Ryder dismissed my astonishment with a wave of her hand. “Now Bremy, you have never listened to me before—”

I chuckled. “Well,
never
is a bit extreme—”

“Listen to me now,” she said sitting up in her chair.

I shut my mouth.

“I am hard on you because this work is dangerous,” she said. I studied her bandaged face. If she was in pain, I couldn’t see it through all the steeliness. “It is difficult for me to accept help. I can take chances for myself, but I do not like to take chances for others. I have…made mistakes.”

I immediately wondered if she included what happened to Pierce’s parents in those mistakes, but there wasn’t time for that. “I’m a big girl,” I said, feeling like a five year old.

“Yes,” she said. “And you can beat your father.”

“How?”

“By doing what you do best.”

“Sure…yeah,” I replied nodding vigorously. “And what is it that I do best again?”

She suddenly gripped my hands.

“Get in the way.”

Chapter Thirty-One

Getting into the prison wasn’t too difficult.

Choden and I had to climb a sixteen-foot fence, but the guards, who normally would have picked us off like wood ducks at a carnival, were nowhere to be seen.

Skeleton crew indeed.

Also, the collapsible razor-wire normally coiled around the top of the fence was conspicuously missing.

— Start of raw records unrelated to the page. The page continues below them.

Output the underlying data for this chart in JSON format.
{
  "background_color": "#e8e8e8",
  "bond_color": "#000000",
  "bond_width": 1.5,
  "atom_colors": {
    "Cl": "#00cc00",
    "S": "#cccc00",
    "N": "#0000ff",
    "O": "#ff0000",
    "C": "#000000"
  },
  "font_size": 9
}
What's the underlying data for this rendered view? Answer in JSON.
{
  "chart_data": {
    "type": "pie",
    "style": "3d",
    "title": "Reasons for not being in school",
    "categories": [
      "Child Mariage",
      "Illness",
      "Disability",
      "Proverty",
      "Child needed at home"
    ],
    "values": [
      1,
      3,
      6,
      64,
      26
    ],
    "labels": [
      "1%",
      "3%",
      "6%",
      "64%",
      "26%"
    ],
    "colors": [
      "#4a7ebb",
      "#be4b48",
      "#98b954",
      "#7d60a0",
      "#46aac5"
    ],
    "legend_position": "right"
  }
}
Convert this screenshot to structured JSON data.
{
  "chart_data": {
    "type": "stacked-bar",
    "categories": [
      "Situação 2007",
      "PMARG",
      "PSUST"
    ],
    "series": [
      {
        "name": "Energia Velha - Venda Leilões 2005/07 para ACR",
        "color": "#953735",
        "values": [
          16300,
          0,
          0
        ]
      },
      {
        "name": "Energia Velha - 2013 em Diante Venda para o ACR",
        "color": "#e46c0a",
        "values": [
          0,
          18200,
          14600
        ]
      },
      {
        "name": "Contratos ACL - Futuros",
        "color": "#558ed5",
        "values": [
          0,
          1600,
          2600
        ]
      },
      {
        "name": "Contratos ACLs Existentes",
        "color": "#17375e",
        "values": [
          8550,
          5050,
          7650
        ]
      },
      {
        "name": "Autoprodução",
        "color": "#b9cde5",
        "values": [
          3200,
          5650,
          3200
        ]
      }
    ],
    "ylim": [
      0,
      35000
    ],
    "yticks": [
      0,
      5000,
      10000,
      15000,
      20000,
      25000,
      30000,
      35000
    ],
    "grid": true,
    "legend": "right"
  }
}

I guess that was thanks to the routine maintenance Bart had mentioned.

Nope, tonight, this prison wasn’t working very hard to keep people in
or
out.

We stayed in contact with Bart through the earpiece he had given me, and once we got to the outer cellblock door he opened it for us remotely. We were headed for the core of the prison to the command center, smack dab in the middle of central population. Bart referred to it as the eagle’s nest because it was a pentagonal-shaped room suspended over the main cellblock. He theorized it was the best spot for my father to set up shop as he would be in range of all the prisoners, and it was an easily defensible position.

The plan was for Bart to open the doors for us throughout the prison until we got to the first manually locked gate. He explained that prisons were never fully computerized, mainly so geeks like him couldn’t hack the system and let all the baddies go. Once we got to that door, we were on our own.

It didn’t take us long to get to that door.

Actually, we were now standing a few feet back and around a corner. So far we hadn’t run into a single guard, but I had a feeling that was about to change. Somebody had to have let my father through, and if the prisoners were getting out, somebody would have to open it again.

Choden motioned for me to crouch down and scoot forward to the edge of the corner where the hallways met

“What’s happening?” Bart crackled in my ear. “Is there a guard?”

“Be quiet,” I whispered. “We’re checking now.”

“Wait. I don’t need you,” Bart said quickly. “I’ve got cameras to hack.”

I ignored him and peeked around the corner. Yup, and there he was, the bearded lady dressed in a 1950s floral housedress, holding an automatic rifle taller than he was.

“There’s a circus guy in a dress with an automatic rifle right in front of you guys!” Bart crackled again in my ear.